Aucun lien entre le décès du patient et le virus en question n’a été établi jusqu’à présent, mais les médecins veulent tout de même connaître le fin mot de l’histoire.
En janvier dernier, l’Université du Maryland a annoncé la toute première transplantation réussie d’un cœur de porc chez un patient humain, hospitalisé pour une maladie cardiaque en phase terminale à laquelle il n’avait aucune chance de survivre, car il était inéligible à une greffe standard.
L’intéressé est malheureusement décédé deux mois après cette première xénogreffe réussie (voir notre article). Depuis, les médecins qui ont piloté l’expérience tentent de déterminer les causes exactes de la mort pour juger de la pertinence de cette greffe. Et en procédant à une analyse du cœur, ils ont déterminé que l’organe transplanté abritait en fait un virus animal.

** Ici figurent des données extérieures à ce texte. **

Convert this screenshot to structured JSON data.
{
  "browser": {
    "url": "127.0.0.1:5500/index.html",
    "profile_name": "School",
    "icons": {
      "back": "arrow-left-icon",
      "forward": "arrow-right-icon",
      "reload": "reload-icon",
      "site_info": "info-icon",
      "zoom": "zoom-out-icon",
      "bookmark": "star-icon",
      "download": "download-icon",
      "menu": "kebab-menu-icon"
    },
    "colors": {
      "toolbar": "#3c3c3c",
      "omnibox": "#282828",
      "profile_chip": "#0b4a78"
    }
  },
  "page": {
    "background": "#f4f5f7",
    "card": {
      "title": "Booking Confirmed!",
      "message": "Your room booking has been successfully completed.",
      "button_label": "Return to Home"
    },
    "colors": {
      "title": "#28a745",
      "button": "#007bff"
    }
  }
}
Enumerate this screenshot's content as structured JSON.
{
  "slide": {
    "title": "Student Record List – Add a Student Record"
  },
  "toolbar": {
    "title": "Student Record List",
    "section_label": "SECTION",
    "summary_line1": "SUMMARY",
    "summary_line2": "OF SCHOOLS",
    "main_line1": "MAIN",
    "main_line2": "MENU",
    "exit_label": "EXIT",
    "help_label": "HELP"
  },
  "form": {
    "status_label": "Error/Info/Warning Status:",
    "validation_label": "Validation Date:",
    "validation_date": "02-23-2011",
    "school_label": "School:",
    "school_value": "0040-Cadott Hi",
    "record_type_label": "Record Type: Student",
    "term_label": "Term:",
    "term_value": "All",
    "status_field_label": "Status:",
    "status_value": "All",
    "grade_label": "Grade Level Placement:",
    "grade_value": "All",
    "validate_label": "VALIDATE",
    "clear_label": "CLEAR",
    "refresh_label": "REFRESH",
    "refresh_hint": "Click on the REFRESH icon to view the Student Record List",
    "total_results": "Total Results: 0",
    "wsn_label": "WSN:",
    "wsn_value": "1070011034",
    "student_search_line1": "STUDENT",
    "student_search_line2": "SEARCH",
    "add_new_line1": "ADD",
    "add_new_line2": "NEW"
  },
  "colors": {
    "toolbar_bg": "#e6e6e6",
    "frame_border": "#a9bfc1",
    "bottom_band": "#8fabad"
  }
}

Pas de lien évident avec le décès du patient
En l’occurrence, il s’agit d’une souche porcine du cytomegalovirus, ou CMV. Ils ont donc tenté de savoir si ce virus pouvait avoir joué un rôle dans le décès du patient. Après la greffe, celui-ci restait évidemment très faible, mais les chirurgiens expliquaient qu’il avait bien toléré l’opération.
Mais quelques jours plus tard, il a commencé à présenter des symptômes caractéristiques d’une infection. Malgré des examens poussés et une lourde cure d’antibiotiques et d’antiviraux, les médecins n’ont pas réussi à inverser la tendance. D’après Bartley Griffith, le chirurgien chargé de l’opération cité par l’Associated Press, le cœur a continué de se remplir de fluides jusqu’à cesser complètement de fonctionner.
Pourtant, les médecins n’ont pas trouvé la moindre trace d’infection active par la suite. Aucun élément ne permet donc d’affirmer que ce virus a provoqué ou même accéléré le processus. “Qu’est-ce que ce virus a bien pu faire – à supposer qu’il ait fait quelque chose – pour causer ces gonflements ? Honnêtement, nous ne savons pas”, concède le spécialiste.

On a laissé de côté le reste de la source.